Конрада Фердинанда Мейера




Бурлескная эстетика

 

 

Прибрежный монастырь

 

Здешние башни и стены успешно противятся

Буйным атакам морским вот уже тысячу лет;

Мы же поем: нас, монахов, одиннадцать;

Мощно звучит нашей «Глории» первый куплет!

 

Рясы, которые прежде надежными были,

Ветошью бурой теперь костяки облегают,

Эти лохмотья насквозь пропитаны пылью:

Пыль в коридорах столетьями не убирают.

 

Орган сохранился, стоит еще на эмпоре –

За ним наш двенадцатый, тоже умерший, брат;

Любому из нас, когда он всходит на хоры,

Сыплется известь на ребра – примета утрат.

 

Тысяча лет с той поры незаметно умчалась,

Как сарацинов корабль мимо нас проплывал,

Чтобы исчез он вдали, мы, увы, не дождались –

«Глорию» стали петь, самый любимый хорал.

 

Пением восхитились язычники-супостаты,

К берегу судно направил их капитан-душегуб:

Двенадцать голов тогда отсекли пираты –

Кровь брызгала вверх, как из фонтанных труб.

 

Мы и теперь поем, но пение – не горловое,

Музыке верность храним, даже и без черепов,

Каждый уже научился петь своею душою –

И звучен, как прежде, «Глории» мощный зов!

 

Каждое утро солнечный луч, наклонный,

В окошко справа бросает пригоршню света,

Тот свет небесный золотит благосклонно

Компанию самозабвенно поющих скелетов.

 

Ежевечерне солнечный луч, наклонный,

В окошко слева бросает суровый свой взгляд

Нас посчитав, убеждается он неуклонно:

Одиннадцать певчих готовы исполнить обряд.

 

Бывает, конечно: порой разбушуется море

И заглушит нашу «Глорию» грохот прилива,

Или вдруг выбьются из органного строя

Крики гортанные чаек, что носятся над заливом.

 

Башни и стены, однако, могут противиться

Буйным атакам морским еще целую тысячу лет;

Мы будем петь; нас, монахов, одиннадцать;

Мощно звучит нашей «Глории» первый куплет!

 

Тот, кто не знает, кем написано это стихотворение, никогда не подумает о Мейере. Скорее уж о Готфриде Келлере или, еще вероятнее, об Уланде, чей «Затонувший монастырь» начинается так:

 

Затонул один монастырь

В пучине озерной воды,

Монахини и их пастырь

Не избежали беды!

Русалки не знают заботы

И часто к руинам плывут:

Им поглядеть охота,

Что изменилось тут.

 

А потом русалки начинают играть и имитируют – что производит гротескное впечатление – прежнюю монастырскую жизнь... Однако сходство этого стихотворения с нашим ограничивается общим для них грубоватым тоном и принадлежностью обоих текстов к традиции двусмысленно-комичных баллад о привидениях: традиции, которую начали Бюргер и Хёльти, продолжил Гёте, а в XIX веке не без удовольствия культивировали многие авторы. Текст Уланда важен как часть этой традиции, но он явно не был непосредственным источником вдохновения для Мейера.
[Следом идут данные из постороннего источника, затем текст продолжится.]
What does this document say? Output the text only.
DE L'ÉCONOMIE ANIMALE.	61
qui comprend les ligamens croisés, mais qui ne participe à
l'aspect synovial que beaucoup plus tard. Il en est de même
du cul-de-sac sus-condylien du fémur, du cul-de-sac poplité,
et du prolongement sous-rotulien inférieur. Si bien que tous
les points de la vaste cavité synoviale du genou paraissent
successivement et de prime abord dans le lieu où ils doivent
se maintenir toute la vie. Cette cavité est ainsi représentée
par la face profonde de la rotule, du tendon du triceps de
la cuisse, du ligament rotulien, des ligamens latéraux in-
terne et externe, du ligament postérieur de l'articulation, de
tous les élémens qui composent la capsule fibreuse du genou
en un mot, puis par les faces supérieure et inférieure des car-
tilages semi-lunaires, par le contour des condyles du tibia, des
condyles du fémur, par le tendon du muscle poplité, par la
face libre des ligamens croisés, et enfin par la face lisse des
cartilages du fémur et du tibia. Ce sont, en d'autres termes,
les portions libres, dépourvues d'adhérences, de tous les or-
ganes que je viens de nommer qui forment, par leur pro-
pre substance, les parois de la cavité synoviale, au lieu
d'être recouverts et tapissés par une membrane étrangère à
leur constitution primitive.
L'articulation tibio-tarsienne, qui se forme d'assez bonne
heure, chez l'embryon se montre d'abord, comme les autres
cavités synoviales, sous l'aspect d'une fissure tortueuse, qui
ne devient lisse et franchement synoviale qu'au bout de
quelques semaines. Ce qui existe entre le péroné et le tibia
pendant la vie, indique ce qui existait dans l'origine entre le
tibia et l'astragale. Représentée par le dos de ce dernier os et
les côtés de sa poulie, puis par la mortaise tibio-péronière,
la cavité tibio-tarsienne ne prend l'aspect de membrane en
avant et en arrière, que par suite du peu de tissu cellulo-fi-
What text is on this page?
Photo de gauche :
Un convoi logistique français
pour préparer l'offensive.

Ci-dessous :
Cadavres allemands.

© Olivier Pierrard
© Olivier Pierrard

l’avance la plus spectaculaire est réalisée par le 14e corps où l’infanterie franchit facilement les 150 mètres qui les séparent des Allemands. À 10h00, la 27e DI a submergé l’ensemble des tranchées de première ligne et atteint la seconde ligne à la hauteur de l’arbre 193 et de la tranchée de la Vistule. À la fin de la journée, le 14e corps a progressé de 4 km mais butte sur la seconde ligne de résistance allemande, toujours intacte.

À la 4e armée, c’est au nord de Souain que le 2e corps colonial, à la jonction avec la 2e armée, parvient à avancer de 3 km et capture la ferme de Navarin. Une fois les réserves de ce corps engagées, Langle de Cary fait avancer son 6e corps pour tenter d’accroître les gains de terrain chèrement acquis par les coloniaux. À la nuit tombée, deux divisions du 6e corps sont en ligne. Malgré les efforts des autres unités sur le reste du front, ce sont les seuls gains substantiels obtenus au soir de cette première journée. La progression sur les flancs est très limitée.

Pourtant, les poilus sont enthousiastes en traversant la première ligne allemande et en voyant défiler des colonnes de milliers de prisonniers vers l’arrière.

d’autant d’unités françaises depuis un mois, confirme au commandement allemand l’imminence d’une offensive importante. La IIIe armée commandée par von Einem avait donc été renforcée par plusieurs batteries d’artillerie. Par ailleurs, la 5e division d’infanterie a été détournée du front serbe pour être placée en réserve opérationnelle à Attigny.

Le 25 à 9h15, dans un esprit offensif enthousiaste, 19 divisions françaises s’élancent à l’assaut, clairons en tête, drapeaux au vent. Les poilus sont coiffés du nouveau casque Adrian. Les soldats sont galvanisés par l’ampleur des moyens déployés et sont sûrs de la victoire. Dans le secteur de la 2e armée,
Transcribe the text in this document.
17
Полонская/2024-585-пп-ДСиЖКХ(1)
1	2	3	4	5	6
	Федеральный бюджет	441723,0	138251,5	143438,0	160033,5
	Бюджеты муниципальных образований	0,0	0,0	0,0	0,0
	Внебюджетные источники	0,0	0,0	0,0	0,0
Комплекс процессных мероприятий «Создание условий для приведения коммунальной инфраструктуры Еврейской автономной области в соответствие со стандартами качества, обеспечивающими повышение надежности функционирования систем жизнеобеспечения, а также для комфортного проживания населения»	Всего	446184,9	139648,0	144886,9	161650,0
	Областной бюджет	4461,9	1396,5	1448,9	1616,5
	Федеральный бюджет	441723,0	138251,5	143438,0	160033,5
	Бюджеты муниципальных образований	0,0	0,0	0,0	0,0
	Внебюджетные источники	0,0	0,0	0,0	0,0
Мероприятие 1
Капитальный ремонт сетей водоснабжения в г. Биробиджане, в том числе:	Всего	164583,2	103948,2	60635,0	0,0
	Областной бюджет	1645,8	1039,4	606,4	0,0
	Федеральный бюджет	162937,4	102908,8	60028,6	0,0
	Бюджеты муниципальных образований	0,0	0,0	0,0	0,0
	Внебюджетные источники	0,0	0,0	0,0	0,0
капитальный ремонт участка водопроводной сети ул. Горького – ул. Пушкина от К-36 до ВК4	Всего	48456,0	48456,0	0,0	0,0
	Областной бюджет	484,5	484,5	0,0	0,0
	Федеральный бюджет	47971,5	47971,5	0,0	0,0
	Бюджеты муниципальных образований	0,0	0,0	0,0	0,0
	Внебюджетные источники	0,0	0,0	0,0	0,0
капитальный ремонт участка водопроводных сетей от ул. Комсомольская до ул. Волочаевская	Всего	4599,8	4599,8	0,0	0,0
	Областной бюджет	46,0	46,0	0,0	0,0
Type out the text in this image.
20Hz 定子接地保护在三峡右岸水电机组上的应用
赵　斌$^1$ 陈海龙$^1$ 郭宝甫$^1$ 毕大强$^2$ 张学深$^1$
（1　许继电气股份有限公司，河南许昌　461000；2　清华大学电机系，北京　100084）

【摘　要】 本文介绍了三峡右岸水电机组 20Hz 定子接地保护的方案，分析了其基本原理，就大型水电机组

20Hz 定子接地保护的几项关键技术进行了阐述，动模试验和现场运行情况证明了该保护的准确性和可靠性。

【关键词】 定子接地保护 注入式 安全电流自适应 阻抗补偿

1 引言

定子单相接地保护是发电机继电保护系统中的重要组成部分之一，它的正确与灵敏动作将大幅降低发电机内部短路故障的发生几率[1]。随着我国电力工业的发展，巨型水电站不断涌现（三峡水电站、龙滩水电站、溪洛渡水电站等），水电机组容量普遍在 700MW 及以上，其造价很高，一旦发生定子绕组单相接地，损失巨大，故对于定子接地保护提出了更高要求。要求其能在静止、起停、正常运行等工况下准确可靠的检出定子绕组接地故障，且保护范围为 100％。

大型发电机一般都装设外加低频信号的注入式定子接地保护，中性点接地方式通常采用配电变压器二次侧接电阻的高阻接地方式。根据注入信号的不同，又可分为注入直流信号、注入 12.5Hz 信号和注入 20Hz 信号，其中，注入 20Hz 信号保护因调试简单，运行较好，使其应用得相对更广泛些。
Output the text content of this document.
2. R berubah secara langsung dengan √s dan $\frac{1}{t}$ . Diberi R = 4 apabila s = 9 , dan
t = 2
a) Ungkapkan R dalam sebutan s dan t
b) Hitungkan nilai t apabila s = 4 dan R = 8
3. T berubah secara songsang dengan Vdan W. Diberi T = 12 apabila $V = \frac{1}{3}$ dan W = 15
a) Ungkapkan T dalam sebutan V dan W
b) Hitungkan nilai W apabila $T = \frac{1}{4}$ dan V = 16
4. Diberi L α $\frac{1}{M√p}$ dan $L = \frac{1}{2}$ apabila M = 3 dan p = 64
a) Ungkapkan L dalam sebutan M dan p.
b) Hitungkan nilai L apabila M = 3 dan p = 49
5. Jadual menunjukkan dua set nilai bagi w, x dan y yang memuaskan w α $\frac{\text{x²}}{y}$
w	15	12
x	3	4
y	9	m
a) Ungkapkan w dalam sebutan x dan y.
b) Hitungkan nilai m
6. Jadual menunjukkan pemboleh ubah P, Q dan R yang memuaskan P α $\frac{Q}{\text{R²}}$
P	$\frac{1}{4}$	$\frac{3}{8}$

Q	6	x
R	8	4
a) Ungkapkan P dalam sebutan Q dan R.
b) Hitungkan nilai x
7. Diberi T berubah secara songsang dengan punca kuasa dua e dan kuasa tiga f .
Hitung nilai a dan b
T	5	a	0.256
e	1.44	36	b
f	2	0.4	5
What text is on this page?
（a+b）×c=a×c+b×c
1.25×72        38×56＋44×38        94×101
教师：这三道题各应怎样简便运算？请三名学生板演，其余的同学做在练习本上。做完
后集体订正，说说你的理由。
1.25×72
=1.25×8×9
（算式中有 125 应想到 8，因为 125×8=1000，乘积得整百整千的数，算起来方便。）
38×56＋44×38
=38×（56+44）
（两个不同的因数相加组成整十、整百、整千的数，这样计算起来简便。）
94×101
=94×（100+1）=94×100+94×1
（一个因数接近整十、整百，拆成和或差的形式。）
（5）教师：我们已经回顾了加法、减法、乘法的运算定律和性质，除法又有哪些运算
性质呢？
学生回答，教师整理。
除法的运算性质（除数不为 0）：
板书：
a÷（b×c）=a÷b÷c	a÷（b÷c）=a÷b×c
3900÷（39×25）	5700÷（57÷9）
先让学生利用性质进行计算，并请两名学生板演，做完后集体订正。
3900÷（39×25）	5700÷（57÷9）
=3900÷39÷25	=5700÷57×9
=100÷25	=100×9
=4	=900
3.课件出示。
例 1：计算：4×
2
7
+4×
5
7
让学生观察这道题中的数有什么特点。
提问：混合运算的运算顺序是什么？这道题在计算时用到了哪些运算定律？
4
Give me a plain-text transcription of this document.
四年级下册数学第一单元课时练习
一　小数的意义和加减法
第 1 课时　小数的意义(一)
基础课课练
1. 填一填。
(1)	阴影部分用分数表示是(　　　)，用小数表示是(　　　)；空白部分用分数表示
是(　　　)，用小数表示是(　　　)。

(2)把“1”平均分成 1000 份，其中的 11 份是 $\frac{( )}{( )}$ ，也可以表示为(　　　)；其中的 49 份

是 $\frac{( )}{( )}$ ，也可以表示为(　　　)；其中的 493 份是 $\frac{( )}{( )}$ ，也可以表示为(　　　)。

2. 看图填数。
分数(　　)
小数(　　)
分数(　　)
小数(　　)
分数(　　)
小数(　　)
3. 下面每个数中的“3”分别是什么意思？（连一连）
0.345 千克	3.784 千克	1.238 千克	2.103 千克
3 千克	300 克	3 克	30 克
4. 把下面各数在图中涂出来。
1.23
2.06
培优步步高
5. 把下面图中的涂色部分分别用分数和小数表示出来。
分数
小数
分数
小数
На первый взгляд в интересующем нас стихотворении ничто не соответствует обычному для Мейера набору мотивов и тем – за исключением, разве что, элементов «монастырской сатиры», насмешки над людьми, одетыми в рясы с капюшонами. Тут можно вспомнить мейеровскую новеллу «Плавт в женском монастыре», в которой словно воплощен смех человека Нового времени над религиозными ритуалами средневековья.

Но как раз рассмотрение этого аспекта увело бы нас слишком далеко. Потому что в «Прибрежном монастыре» мы не обнаружим обычных механизмов сатирического изображения жизни монахов и монахинь. Сколь гротескное впечатление ни производил бы этот текст как целое, на всем его протяжении звучит – без всякой насмешки – тысячелетняя «Глория». И будет звучать еще тысячу лет. В этом есть что-то грандиозное...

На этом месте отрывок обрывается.